A three-judge panel of the 2nd U.S. Circuit Court of Appeals affirmed Friday a lower court's order granting a preliminary injunction forcing Actavis to keep selling Namenda IR, an Alzheimer's drug taken twice a day. Actavis had planned to stop selling that drug, replacing it with Namenda XR, which is taken once a day. Generic versions of the original drug were set to become available in July, but no generics would yet be available for the new drug.
The State of New York alleged that Dublin-based Actavis and Forest Laboratories, a manufacturer acquired by Actavis, planned the move to stifle competition from generics in violation of antitrust laws. By pulling the old drug off the market, patients would be forced to take the new one, New York alleged. By the time generic versions of the old drug arrived, doctors and patients wouldn't want to switch to them because patients would have gotten accustomed to taking the drug once a day and not twice a day, New York alleged.
Attempts to reach Actavis for comment Friday were not immediately successful.
But in court documents, Actavis says the switch was a valid business decision meant to keep makers of generics from taking large amounts of sales. New York and many other states have laws that require doctors to prescribe generic versions of drugs when available, and if the old Namenda were still on the market, Actavis would lose business.
“Instead, generics and Forest would compete over whether the cheaper cost of the generic twice-a-day pill outweighs the benefits of Forest's new (but perhaps costlier) once-a-day pill,” lawyers for the drug manufacturers wrote.
The drugmakers argue that the court's injunction forcing it to continue selling the original drug would cost them money and have possible ripple effects for patients and drugmakers nationwide. They called the injunction unprecedented in the courts.
“The injunction sets a precedent that would chill innovation not just in pharmaceuticals, but across other industries as well,” the drugmakers argued in court documents. “Any company will think twice before retiring an older product for an improved model, if the price of innovating is for courts to dictate business decisions. Consumers would lose the benefits of innovation, and patients would lose out on clinical improvements.”
Matthew Cantor, a partner with the law firm Constantine Cannon, said Friday that an injunction forcing a drugmaker to continue selling a product is “an interesting type of relief.”
The case is also interesting, he said, in regard to New York's legal strategy, though it's difficult to know exactly how the judges considered that strategy because they issued only an order Friday, not an opinion. An opinion explaining the judges' reasoning is expected soon.
New York accuses Actavis, among other things, of violating Section 2 of the Sherman Act, an antitrust law.

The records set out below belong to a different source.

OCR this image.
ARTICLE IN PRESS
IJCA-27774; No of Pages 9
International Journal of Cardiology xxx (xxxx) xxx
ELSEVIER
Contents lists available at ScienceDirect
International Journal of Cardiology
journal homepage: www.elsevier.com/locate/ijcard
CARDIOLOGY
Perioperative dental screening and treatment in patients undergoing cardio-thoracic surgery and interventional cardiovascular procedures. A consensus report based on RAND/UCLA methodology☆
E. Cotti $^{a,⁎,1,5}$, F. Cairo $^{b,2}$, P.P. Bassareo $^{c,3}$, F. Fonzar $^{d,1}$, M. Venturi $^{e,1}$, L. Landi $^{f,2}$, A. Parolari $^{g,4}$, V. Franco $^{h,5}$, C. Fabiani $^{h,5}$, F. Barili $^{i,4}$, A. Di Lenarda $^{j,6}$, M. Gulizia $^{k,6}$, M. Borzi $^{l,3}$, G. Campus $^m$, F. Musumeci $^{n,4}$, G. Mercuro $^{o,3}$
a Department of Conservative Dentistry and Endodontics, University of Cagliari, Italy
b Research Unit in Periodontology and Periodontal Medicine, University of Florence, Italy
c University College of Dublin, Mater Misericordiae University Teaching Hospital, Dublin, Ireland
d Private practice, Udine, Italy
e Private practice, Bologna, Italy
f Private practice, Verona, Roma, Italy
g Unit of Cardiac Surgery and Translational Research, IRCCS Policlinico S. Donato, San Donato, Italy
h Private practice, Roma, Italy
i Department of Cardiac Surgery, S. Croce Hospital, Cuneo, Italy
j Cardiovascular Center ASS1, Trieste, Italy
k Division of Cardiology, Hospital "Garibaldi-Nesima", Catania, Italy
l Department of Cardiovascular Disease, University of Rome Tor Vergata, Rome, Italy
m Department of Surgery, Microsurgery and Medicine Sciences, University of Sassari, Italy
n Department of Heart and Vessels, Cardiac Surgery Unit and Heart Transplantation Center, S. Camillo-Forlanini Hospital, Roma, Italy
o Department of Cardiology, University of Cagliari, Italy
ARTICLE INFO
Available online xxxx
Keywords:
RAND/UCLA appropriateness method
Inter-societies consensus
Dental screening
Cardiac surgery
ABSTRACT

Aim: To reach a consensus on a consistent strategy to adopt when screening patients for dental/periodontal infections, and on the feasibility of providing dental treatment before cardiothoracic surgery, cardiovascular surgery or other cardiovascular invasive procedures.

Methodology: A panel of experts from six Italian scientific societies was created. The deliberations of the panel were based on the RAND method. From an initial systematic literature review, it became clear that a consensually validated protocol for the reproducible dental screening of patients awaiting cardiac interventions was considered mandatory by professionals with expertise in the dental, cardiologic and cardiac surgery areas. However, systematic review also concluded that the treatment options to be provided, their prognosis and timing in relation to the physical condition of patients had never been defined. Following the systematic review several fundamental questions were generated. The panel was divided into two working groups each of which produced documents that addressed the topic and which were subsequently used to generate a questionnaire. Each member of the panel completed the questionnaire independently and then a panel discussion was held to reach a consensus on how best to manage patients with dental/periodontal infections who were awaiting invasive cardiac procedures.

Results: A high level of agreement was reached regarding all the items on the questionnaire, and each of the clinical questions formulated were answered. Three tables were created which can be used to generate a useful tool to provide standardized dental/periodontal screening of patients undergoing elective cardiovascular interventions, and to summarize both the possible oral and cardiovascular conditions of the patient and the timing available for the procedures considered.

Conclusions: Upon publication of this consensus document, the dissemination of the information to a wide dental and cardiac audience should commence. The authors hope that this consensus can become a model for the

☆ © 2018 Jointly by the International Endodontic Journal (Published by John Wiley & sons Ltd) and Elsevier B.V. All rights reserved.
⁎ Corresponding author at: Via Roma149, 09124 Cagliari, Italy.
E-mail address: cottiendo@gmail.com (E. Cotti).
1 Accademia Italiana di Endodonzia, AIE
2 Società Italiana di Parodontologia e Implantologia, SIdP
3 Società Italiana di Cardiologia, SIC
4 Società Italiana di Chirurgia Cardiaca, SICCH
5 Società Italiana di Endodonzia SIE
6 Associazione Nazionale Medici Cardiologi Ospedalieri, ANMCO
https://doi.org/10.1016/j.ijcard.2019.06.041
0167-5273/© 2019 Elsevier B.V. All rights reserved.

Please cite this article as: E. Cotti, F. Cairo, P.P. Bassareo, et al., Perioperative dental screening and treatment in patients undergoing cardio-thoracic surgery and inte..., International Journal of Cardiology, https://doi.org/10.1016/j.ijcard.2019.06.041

To prove violation of that section, a plaintiff has to show a defendant wields the power of monopoly and that the challenged action was for the purpose of maintaining that monopoly, as opposed to reasons of efficiency, Cantor said.
Government enforcers haven't litigated many Section 2 cases over the past 20 years, he added, though they have indicated in recent years they were going to bring such cases.

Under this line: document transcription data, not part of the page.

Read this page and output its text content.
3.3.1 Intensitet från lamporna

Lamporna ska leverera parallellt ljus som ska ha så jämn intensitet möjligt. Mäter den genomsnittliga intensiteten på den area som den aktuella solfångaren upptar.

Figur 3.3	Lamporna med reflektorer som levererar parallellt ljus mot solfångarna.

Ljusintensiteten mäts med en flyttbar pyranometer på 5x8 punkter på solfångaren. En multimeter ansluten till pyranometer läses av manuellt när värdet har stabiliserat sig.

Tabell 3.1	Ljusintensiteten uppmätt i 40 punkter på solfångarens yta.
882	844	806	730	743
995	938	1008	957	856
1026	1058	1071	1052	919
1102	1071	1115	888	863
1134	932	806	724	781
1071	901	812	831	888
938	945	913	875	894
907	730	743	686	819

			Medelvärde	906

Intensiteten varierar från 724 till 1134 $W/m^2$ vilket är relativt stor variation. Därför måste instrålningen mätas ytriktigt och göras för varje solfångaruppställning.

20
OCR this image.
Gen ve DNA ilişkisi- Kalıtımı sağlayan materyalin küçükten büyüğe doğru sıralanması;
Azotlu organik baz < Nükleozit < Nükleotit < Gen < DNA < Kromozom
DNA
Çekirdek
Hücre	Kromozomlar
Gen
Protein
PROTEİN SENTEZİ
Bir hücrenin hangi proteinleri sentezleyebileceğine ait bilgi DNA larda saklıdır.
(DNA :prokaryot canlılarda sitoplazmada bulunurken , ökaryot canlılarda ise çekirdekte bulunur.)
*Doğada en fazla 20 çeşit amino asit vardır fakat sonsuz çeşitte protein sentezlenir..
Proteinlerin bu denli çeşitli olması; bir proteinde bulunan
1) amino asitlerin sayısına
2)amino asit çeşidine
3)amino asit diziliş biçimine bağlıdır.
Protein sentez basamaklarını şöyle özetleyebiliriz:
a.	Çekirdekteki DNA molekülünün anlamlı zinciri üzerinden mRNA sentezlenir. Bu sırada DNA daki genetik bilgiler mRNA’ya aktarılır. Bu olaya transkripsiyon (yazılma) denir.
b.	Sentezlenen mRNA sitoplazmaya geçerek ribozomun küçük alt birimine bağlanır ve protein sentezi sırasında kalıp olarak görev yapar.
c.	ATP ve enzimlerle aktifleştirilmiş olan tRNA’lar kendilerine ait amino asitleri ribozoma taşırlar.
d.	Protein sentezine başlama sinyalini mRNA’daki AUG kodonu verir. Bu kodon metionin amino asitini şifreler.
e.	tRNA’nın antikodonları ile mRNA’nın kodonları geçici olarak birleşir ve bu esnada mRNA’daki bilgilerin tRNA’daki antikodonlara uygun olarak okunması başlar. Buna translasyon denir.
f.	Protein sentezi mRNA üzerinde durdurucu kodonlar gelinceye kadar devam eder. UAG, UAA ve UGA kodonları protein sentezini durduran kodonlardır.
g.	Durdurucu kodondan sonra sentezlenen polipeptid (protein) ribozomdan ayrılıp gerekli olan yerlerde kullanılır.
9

Arti Rai, a professor at Duke University's law school, also said she hasn't seen that strategy used in past appellate cases over such drug switches, also known as product-hopping.

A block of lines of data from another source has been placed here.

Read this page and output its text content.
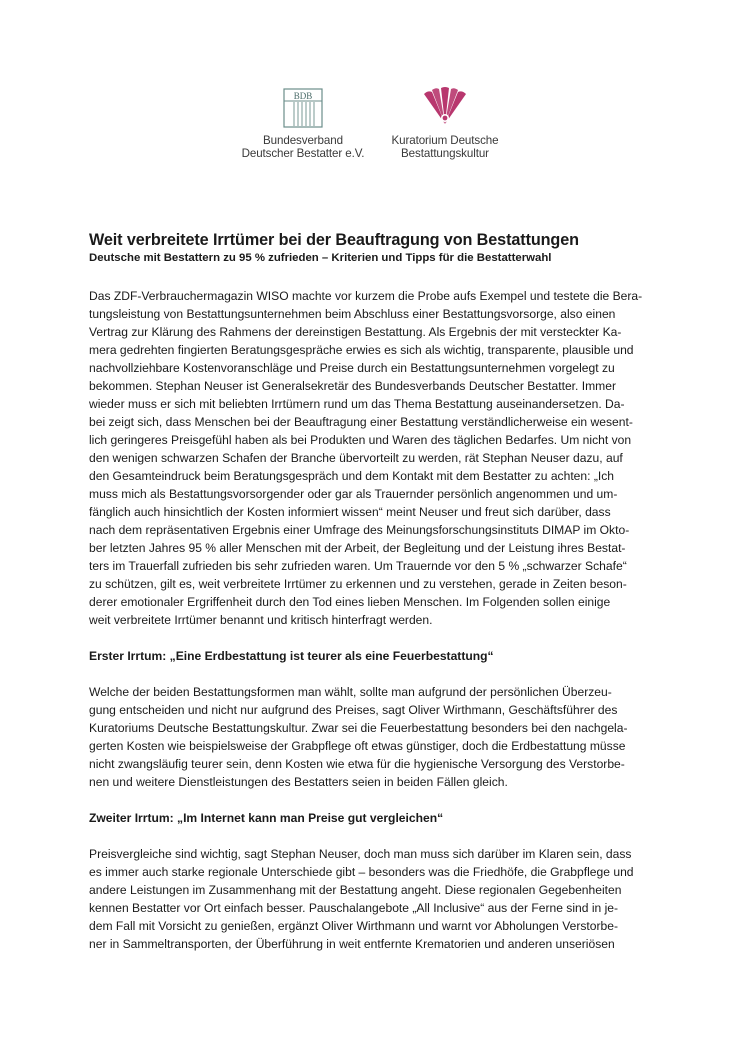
BDB
Bundesverband
Deutscher Bestatter e.V.
Kuratorium Deutsche
Bestattungskultur
Weit verbreitete Irrtümer bei der Beauftragung von Bestattungen
Deutsche mit Bestattern zu 95 % zufrieden – Kriterien und Tipps für die Bestatterwahl

Das ZDF-Verbrauchermagazin WISO machte vor kurzem die Probe aufs Exempel und testete die Bera-
tungsleistung von Bestattungsunternehmen beim Abschluss einer Bestattungsvorsorge, also einen
Vertrag zur Klärung des Rahmens der dereinstigen Bestattung. Als Ergebnis der mit versteckter Ka-
mera gedrehten fingierten Beratungsgespräche erwies es sich als wichtig, transparente, plausible und
nachvollziehbare Kostenvoranschläge und Preise durch ein Bestattungsunternehmen vorgelegt zu
bekommen. Stephan Neuser ist Generalsekretär des Bundesverbands Deutscher Bestatter. Immer
wieder muss er sich mit beliebten Irrtümern rund um das Thema Bestattung auseinandersetzen. Da-
bei zeigt sich, dass Menschen bei der Beauftragung einer Bestattung verständlicherweise ein wesent-
lich geringeres Preisgefühl haben als bei Produkten und Waren des täglichen Bedarfes. Um nicht von
den wenigen schwarzen Schafen der Branche übervorteilt zu werden, rät Stephan Neuser dazu, auf
den Gesamteindruck beim Beratungsgespräch und dem Kontakt mit dem Bestatter zu achten: „Ich
muss mich als Bestattungsvorsorgender oder gar als Trauernder persönlich angenommen und um-
fänglich auch hinsichtlich der Kosten informiert wissen“ meint Neuser und freut sich darüber, dass
nach dem repräsentativen Ergebnis einer Umfrage des Meinungsforschungsinstituts DIMAP im Okto-
ber letzten Jahres 95 % aller Menschen mit der Arbeit, der Begleitung und der Leistung ihres Bestat-
ters im Trauerfall zufrieden bis sehr zufrieden waren. Um Trauernde vor den 5 % „schwarzer Schafe“
zu schützen, gilt es, weit verbreitete Irrtümer zu erkennen und zu verstehen, gerade in Zeiten beson-
derer emotionaler Ergriffenheit durch den Tod eines lieben Menschen. Im Folgenden sollen einige
weit verbreitete Irrtümer benannt und kritisch hinterfragt werden.

Erster Irrtum: „Eine Erdbestattung ist teurer als eine Feuerbestattung“

Welche der beiden Bestattungsformen man wählt, sollte man aufgrund der persönlichen Überzeu-
gung entscheiden und nicht nur aufgrund des Preises, sagt Oliver Wirthmann, Geschäftsführer des
Kuratoriums Deutsche Bestattungskultur. Zwar sei die Feuerbestattung besonders bei den nachgela-
gerten Kosten wie beispielsweise der Grabpflege oft etwas günstiger, doch die Erdbestattung müsse
nicht zwangsläufig teurer sein, denn Kosten wie etwa für die hygienische Versorgung des Verstorbe-
nen und weitere Dienstleistungen des Bestatters seien in beiden Fällen gleich.

Zweiter Irrtum: „Im Internet kann man Preise gut vergleichen“

Preisvergleiche sind wichtig, sagt Stephan Neuser, doch man muss sich darüber im Klaren sein, dass
es immer auch starke regionale Unterschiede gibt – besonders was die Friedhöfe, die Grabpflege und
andere Leistungen im Zusammenhang mit der Bestattung angeht. Diese regionalen Gegebenheiten
kennen Bestatter vor Ort einfach besser. Pauschalangebote „All Inclusive“ aus der Ferne sind in je-
dem Fall mit Vorsicht zu genießen, ergänzt Oliver Wirthmann und warnt vor Abholungen Verstorbe-
ner in Sammeltransporten, der Überführung in weit entfernte Krematorien und anderen unseriösen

“This is a fairly innovative use of antitrust law, and, I think, a more controversial use of antitrust law than in the reverse-payment situation,” Rai said, referring to another more common practice in which makers of brand-name drugs allegedly inhibit competition by reaching settlements with makers of generic drugs in patent disputes to keep cheaper versions of drugs off the market.
Rai, however, said she's not sure if this situation is the type antitrust law was created to handle. That's because the issue in this case is also one of physician behavior, she said. Doctors could still prescribe the generic versions of the old drug, once they arrived, even if the brand-name version of the old drug was off the market, she noted.
Cantor said many, including antitrust scholars, pharmaceutical executives and enforcers, are watching this case closely.
“This type of case has not been brought often before. I don't know if it will be brought again, but certainly, if the precedent stands, manufacturers—particularly in the drug industry who can sort of tweak their drugs when they go off patent to continue some sort of patent exclusivity with a modified drug—will have to take note of how the opinion could impact their distribution decisions,” Cantor said.
It's possible the drugmakers could ask the 2nd Circuit to re-hear the case before a full panel of judges.